Sementara itu Maulana Muhammad Ali mengatakan bahwa Islam adalah agama perdamaian, di mana dua ajaran pokoknya yaitu keesaan Tuhan dan kesatuan atau persaudaraan umat manusia menjadi bukti nyata, bahwa Islam selaras benar dengan namanya. Islam bukan saja sebagai agama seluruh Nabi Allah, melainkan pula sebagai hakikat ketundukan dan keberserahan diri alam semesta kepada hukum Tuhan (Ali, op.cit., lihat hal. 2-7. 14).
Majlis Tarjih Muhammadiyah dalam putusannya memberikan pengertianagama Islam sebagai apa yang telah disyariatkan Allah dengan perantaraan para RasulNya berupa perintah, larangan dan petunjuk untuk kemaslahatan manusia di dunia dan akhirat mereka. Sedangkan agama Islam yang dibawa oleh nabi Muhammad Shalallahu `Alaihi Wasallam adalah apa yang telah diturunkan oleh Allah dalam al-Qur`an dan termuat dalam sunnah shahihah berupa perintah, larangan dan petunjuk untuk kemaslahatan manusia di dunia dan akhirat mereka (Seperti yang dikutip oleh Abdullah Ali dkk, 1994, Studi Islam I, Surakarta: PSIK-UMS, hal.39 dari Himpunan Putusan Tarjih, Yogyakarta: PP. Muhammadiyah).

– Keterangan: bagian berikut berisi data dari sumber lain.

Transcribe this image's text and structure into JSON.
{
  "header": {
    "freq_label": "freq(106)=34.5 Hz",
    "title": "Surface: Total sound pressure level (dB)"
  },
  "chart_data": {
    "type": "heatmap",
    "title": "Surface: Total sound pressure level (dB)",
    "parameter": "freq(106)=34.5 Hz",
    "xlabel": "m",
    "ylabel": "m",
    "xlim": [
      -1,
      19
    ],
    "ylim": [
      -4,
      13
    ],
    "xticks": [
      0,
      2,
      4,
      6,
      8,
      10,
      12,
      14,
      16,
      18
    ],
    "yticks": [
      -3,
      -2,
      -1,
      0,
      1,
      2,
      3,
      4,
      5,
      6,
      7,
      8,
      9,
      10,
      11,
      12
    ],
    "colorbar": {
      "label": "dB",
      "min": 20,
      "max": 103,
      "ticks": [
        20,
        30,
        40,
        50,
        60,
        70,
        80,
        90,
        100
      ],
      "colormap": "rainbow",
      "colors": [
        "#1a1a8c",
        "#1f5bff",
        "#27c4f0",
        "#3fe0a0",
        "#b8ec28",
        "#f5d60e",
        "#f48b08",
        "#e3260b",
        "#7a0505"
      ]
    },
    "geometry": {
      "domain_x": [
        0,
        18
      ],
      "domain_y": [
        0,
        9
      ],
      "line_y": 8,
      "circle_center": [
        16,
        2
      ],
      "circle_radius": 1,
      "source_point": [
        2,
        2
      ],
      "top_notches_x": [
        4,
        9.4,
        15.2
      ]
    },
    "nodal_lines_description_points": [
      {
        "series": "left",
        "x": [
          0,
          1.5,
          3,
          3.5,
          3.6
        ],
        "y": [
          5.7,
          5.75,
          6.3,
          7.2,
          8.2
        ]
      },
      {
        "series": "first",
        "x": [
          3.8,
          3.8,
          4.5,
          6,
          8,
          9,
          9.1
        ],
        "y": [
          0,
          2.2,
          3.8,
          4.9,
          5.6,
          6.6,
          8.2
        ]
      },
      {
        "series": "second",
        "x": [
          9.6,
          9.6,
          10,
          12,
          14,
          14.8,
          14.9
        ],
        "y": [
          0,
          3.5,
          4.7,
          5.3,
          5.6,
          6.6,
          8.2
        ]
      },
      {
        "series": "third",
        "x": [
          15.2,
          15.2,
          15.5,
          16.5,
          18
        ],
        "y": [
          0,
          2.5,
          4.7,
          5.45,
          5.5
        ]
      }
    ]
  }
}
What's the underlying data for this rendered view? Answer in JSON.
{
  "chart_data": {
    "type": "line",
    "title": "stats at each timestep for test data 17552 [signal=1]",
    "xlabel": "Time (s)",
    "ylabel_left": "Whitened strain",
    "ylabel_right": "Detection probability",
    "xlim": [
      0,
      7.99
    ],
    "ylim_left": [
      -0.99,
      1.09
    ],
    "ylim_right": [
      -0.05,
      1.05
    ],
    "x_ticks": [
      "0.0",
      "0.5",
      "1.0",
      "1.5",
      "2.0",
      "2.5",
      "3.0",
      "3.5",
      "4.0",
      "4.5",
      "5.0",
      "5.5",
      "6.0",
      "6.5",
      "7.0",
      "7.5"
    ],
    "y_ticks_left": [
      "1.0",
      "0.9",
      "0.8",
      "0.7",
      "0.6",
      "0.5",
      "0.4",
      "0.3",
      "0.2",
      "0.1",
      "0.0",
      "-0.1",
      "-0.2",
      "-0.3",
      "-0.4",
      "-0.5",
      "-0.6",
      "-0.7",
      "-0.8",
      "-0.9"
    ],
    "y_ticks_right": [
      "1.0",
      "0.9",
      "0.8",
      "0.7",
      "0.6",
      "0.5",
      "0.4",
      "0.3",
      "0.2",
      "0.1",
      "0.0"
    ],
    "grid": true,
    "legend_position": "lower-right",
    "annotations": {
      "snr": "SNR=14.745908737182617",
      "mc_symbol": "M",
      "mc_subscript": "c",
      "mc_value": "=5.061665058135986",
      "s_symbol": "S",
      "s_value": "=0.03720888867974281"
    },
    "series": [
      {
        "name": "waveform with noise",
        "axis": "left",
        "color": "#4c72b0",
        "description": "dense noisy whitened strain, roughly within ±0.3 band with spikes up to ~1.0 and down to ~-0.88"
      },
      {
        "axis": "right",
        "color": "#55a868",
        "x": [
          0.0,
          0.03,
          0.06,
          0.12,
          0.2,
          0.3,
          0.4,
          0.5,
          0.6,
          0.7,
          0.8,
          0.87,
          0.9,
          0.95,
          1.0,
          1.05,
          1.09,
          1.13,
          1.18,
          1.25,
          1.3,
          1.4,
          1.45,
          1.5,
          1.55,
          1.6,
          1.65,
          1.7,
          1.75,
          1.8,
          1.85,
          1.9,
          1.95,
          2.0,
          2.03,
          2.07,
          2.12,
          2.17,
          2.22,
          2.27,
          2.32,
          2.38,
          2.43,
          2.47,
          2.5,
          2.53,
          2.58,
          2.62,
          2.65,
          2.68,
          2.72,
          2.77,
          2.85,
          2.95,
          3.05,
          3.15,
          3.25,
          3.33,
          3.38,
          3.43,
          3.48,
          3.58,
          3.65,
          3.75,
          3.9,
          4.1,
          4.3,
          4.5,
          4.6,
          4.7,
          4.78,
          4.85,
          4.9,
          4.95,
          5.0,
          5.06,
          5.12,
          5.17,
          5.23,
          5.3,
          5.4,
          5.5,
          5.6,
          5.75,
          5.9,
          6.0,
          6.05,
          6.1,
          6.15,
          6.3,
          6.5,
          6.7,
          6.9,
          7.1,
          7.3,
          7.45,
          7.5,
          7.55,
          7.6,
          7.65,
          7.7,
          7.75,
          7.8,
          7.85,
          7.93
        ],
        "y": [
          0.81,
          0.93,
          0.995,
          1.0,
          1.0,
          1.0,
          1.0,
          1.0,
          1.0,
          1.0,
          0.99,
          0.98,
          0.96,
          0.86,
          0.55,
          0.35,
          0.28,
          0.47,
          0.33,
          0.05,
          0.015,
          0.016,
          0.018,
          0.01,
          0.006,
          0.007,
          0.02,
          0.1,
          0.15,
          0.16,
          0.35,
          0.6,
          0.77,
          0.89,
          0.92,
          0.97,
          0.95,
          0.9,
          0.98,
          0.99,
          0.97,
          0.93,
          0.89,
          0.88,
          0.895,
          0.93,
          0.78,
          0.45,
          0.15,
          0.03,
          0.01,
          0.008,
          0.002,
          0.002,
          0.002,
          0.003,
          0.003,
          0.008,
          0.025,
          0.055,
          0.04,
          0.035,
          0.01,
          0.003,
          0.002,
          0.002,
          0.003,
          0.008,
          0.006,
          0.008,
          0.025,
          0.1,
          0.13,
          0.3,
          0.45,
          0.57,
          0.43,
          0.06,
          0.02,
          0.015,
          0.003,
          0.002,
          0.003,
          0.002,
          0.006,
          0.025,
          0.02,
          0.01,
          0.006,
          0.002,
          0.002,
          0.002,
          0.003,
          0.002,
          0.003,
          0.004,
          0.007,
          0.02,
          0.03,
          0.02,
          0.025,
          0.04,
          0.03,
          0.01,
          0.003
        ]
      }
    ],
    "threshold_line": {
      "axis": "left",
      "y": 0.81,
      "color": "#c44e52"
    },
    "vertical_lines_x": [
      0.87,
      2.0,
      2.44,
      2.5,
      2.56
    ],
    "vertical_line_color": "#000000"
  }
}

Agama Islam bersumber dari wahyu yang datang dari Allah Subhanahu Wata`ala. Bukan dari manusia, bukan pula Muhammad. Posisi Nabi Shalallahu `Alaihi Wasallam dalam agama Islam diakui sebagai manusia yang ditugasi untuk menyebarkan ajaran Islam tersebut kepada ummat manusia. Dalam proses penyebarannya peranan Nabi terbatas hanya memberi keterangan, penjelasan, uraian dan contoh prakteknya. Tidak lebih.
Islam bersifat universal, rahmatan lil alamin, untuk siapa saja, tidak terbatas komunitas atau bangsa tertentu seperti agama-agama sebelum Islam, muthabiqun likulli zaman wa makan, menembus batas ruang dan waktu, sesuai untuk manusia kapan dan di mana saja (Abuddin Nata, Op.Cit., hal. 64-65. Nasruddin Razak, Op.Cit., hal. 55. Huston Smith, 1985: hal. 254).
Dari beberapa pengertian di atas dapat dipahami bahwa: Islam, dilihat dari misi ajarannya berarti semua agama Allah (wahyu Allah) yang diturunkan kepada para Rasul (utusan) Allah sejak Nabi Adam sampai Nabi Muhammad (QS. asy-Syuura (42):13, al-Baqarah (2):136 dan ayat-ayat lainnya yang senada).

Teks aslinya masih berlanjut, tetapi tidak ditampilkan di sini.